Miloš Malivojević

Personal information
- Date of birth: 29 May 1993 (age 31)
- Place of birth: Scandiano, Italy
- Position(s): Winger

Team information
- Current team: Vicenza

Youth career
- 0000–2012: Parma
- 2010–2011: → Scandianese (loan)

Senior career*
- Years: Team / Apps / (Gls)
- 2012–2013: Parma / 0 / (0)
- 2012–2013: → Renate (loan) / 21 / (5)
- 2013–: Vicenza / 0 / (0)
- 2014–2015: → Savoia (loan) / 0 / (0)

= Miloš Malivojević =

Italian footballer

Miloš Malivojević (born 29 May 1993) is an association football player who plays as a midfielder for Italian Serie B club Vicenza.

==Career==
===Parma===
Born in Scandiano, Emilia region, Italy, Malivojević started his career at Emilian club Parma. He was the member of the under-17 team in 2009–10 season. He scored 2 goals in 2010 Torneo Città di Arco, which he was the top-scorer of Parma in the tournament as well as the joint-third among the players. In 2010–11 season he returned to Scandiano for Scandianese Calcio. However, he was suffered from groin injury and missed 3 months. After the season Malivojević returned to Parma for its reserve (the under-20 team).

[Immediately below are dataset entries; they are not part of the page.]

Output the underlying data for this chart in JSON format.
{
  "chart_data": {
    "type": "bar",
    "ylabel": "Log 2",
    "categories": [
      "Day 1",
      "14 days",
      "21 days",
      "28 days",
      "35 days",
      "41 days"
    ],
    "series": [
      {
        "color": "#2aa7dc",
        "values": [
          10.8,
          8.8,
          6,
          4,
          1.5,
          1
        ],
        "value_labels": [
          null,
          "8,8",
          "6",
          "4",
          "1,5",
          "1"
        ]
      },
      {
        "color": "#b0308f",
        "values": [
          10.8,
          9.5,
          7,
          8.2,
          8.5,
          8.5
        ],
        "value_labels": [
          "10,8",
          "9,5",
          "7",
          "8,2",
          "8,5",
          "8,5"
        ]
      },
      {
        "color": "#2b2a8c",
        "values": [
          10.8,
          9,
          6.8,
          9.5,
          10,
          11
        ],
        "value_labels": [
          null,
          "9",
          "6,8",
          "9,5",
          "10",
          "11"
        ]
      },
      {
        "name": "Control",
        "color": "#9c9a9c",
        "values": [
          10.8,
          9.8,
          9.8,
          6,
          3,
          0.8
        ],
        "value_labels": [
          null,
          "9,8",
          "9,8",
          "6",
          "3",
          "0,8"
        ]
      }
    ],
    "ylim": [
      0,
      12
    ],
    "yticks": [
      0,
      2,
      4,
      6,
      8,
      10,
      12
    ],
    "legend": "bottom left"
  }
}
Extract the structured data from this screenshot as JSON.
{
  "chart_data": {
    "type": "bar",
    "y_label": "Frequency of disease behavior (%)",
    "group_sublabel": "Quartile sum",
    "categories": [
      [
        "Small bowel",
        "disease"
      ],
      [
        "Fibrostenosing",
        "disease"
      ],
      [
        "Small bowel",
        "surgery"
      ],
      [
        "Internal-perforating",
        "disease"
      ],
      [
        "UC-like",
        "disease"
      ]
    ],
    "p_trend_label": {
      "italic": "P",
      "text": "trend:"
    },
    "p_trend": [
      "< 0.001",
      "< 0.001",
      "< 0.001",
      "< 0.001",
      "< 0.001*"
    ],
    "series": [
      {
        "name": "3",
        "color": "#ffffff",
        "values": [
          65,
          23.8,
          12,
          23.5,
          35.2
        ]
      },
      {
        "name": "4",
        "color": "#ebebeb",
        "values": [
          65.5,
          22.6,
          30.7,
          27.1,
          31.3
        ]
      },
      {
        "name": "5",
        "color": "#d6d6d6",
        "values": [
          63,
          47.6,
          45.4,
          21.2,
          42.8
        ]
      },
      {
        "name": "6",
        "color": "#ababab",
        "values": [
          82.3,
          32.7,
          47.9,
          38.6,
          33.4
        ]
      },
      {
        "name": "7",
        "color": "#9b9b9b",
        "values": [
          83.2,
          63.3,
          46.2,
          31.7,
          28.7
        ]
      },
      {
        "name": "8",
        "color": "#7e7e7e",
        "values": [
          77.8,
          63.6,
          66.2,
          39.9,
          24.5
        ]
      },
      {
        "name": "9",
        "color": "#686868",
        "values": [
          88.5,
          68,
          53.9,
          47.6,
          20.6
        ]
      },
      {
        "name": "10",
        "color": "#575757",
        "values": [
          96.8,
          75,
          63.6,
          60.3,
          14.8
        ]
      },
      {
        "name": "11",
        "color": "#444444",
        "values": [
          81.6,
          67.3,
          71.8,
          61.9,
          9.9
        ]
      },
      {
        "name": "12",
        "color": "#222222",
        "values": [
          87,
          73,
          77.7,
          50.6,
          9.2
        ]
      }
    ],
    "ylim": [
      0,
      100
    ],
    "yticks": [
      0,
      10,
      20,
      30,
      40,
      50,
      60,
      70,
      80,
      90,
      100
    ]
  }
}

On 4 July 2012 Malivojević left for Italian fourth level club Renate along with Davide Adorni, Antonio Santurro and Emiliano Storani.

Malivojević was a substitute for Renate in the promotion play-offs first round (semi-finals), both replacing Marco Gaeta at half-time, who plays as a wing forward in the 4–3–3 formation. Eventually Renate lost 1–2 in aggregate to Venezia.

===Vicenza===
In June 2013 Malivojević was sold to Italian third-level club Vicenza Calcio in co-ownership, with Mattia Sandrini moved to opposite direction also in co-ownership. Both 50% registration rights of Malivojević and Sandrini were "valued" €600,000 Malivojević signed a 5-year contract.

Malivojević only able to play for Vicenza in friendlies and once in 2013–14 Coppa Italia Lega Pro.

He injured his feet in May 2014.

In 2014–15 season Malivojević also played a few friendly games in pre-season. However, on 1 September 2014 Malivojević and team-mate Davide D'Appolonia were left for Savoia on temporary deals.